HEALTH
The establishment of community clinics that cater to the needs of the marginalized making healthcare accessible to a greater section of the masses is a key to universal health in India. Governments at central and state levels must emphasize the development and empowerment of such clinics to ensure public health and wellbeing.
Zeba Siddiqui is a Delhi based researcher interested in the field of public health.
The theme of the 2018 World Health Day, celebrated on April 7th, was ‘Universal Health Coverage: everyone, everywhere’. Universal Health Coverage (UHC), symbolizes the provision of essential health care services to citizens of a country. While it certainly does not imply treating everyone for everything, it does include financial protection as one of its primary goals. A catapult was witnessed recently when in the budget 2018-19, the government announced Ayushman Bharat Program, lauded as a precursor to India’s UHC.
The scheme garnered much attention for being the world’s largest governmentfunded healthcare program. It focusses on two broad verticals namely:
(1) Establishment of health and wellness centers for comprehensive health needs of people and (2) National Health Protection Scheme to provide a medical coverage of Rs.5 lakh per family.
The huge size of our population makes it necessary as well as challenging to percolate basic health services till the last mile. In this regard, Delhi’s ‘Mohalla Clinics’ demonstrate how community clinics can be a key linkage in the public health delivery system in India. ‘Mohalla Clinic’ is the flagship program of the Delhi government which began in 2015, and focused to establish at least a clinic in every slum locality.
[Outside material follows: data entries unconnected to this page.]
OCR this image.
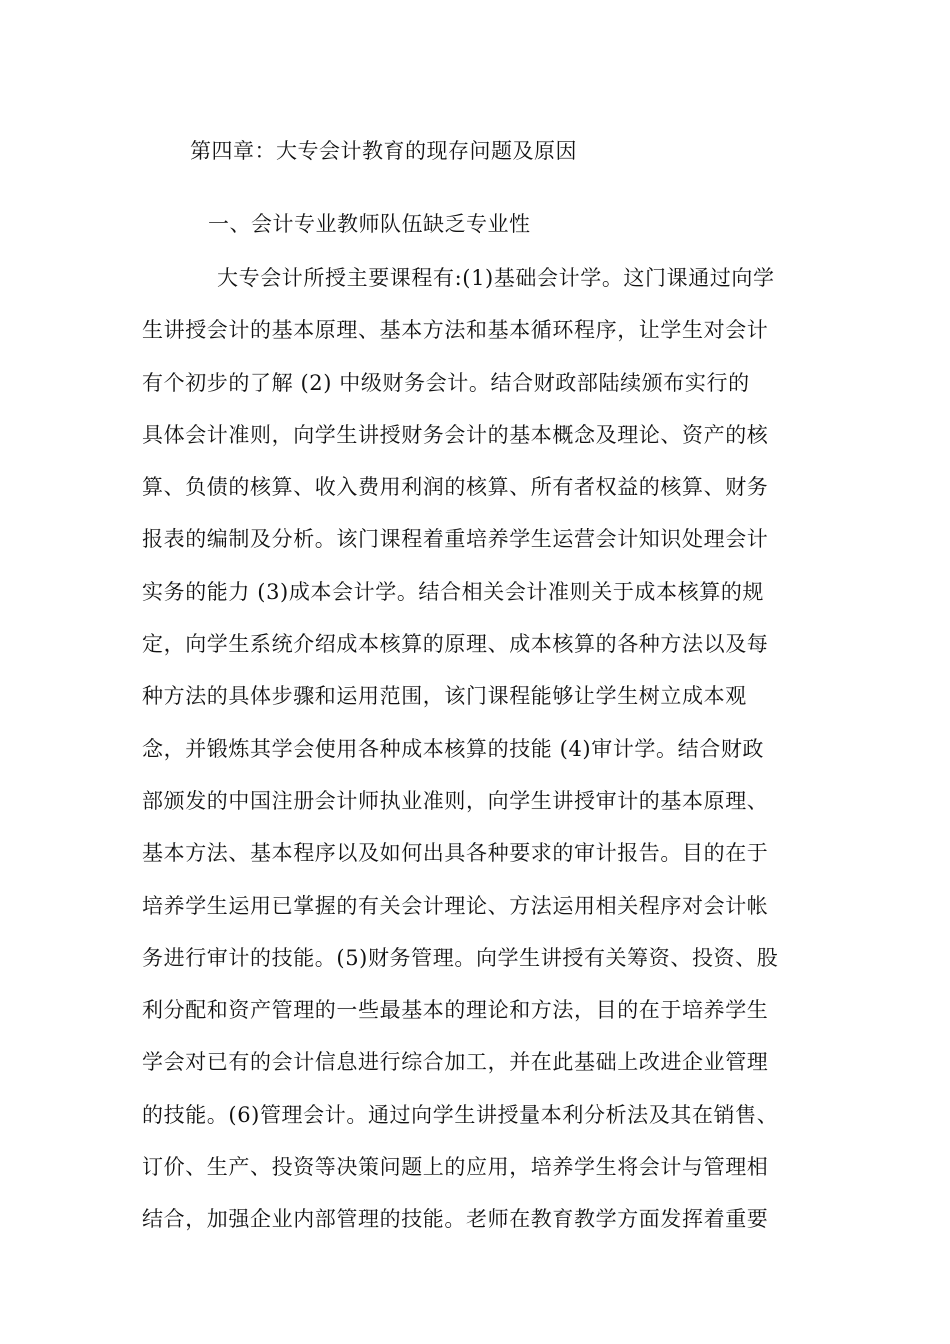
第四章：大专会计教育的现存问题及原因
一、会计专业教师队伍缺乏专业性
大专会计所授主要课程有:(1)基础会计学。这门课通过向学
生讲授会计的基本原理、基本方法和基本循环程序，让学生对会计
有个初步的了解 (2) 中级财务会计。结合财政部陆续颁布实行的
具体会计准则，向学生讲授财务会计的基本概念及理论、资产的核
算、负债的核算、收入费用利润的核算、所有者权益的核算、财务
报表的编制及分析。该门课程着重培养学生运营会计知识处理会计
实务的能力 (3)成本会计学。结合相关会计准则关于成本核算的规
定，向学生系统介绍成本核算的原理、成本核算的各种方法以及每
种方法的具体步骤和运用范围，该门课程能够让学生树立成本观
念，并锻炼其学会使用各种成本核算的技能 (4)审计学。结合财政
部颁发的中国注册会计师执业准则，向学生讲授审计的基本原理、
基本方法、基本程序以及如何出具各种要求的审计报告。目的在于
培养学生运用已掌握的有关会计理论、方法运用相关程序对会计帐
务进行审计的技能。(5)财务管理。向学生讲授有关筹资、投资、股
利分配和资产管理的一些最基本的理论和方法，目的在于培养学生
学会对已有的会计信息进行综合加工，并在此基础上改进企业管理
的技能。(6)管理会计。通过向学生讲授量本利分析法及其在销售、
订价、生产、投资等决策问题上的应用，培养学生将会计与管理相
结合，加强企业内部管理的技能。老师在教育教学方面发挥着重要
These clinics cater to the fundamental health needs and offer basic health service packages.
These facilities are run from porta cabins as well as rented premises and offer over 200 diagnostic tests and over a 100 essential medicines free of cost. Some of these facilities also make use of Android based tablets called ‘Swasthya Slate’ which can undertake a number diagnostic tests. The devices are also used by frontline health workers for antenatal care home visits. It is commendable how technology has been welded here, for these devices also help to maintain a health data collection. An aggregated data at the state level can help to identify health challenges specific to each region.
It is learnt from an official Delhi government notification that by July 2016 , nearly 8 lac people had sought health services from these clinics, while each clinic saw around 70-100 patients on each working day. Not too long ago when there was an outburst of Dengue and Chikungunya cases in the capital and the health facilities encountered a barrage of patients, the ‘Mohalla Clinics’ offered a much needed respite with their diagnostic test facilities.
The Lancet journal notes that these Mohalla Clinics ‚are successfully serving populations otherwise deprived of health services‛. Despite their promising results only 10% of the targeted clinics could be opened by the close of 2016. The delay in the same could be attributed to several reasons including paucity of land, insufficient quality checks, and absence of mid-course improvements amongst other things. Not with standing the lacunae, it can however be stressed that this is a model that holds immense potential for replication. While the government seeks to establish health and wellness centers as part of the aforementioned Ayushman Bharat Program, community clinics can offer a robust network of primary level facilities.
These centers can help offset the quantum of patients who approach secondary and tertiary level care even for their basic health needs. Oftentimes people who can afford, opt for private clinics as opposed to government run dispensaries , due to lack of confidence in the quality of the latter. A consistent and successful operation of the ‘Mohalla Clinics’ can reverse this trend and motivate the private clinic goers to avail government run facilities. Health is a state subject and a sustained engagement at the community level within each state can help build a wide network of health centers across the country and help pursue cooperative federalism in health sector. The Ayushman Bharat Program aspires to set up 1.5 lac wellness centers by 2022 and government can save its resources by leveraging from the already running ‘Mohalla Clinics’. Since community participation is one of the ten guiding principles of formulation of UHC in India, there are clear intersections between ‘Mohalla Clinics’ and a universal health care scheme.
The chasm between the rich and poor have consistently been wide and enabling a universal model of healthcare at the rudimentary level can help plug these disparities. As 2019 general elections are approaching fast, it is important that our demands take a paradigm shift. This can be done for instance by bringing health to political discourse and making sure that the election manifestos go beyond the promises of electricity, water and roads.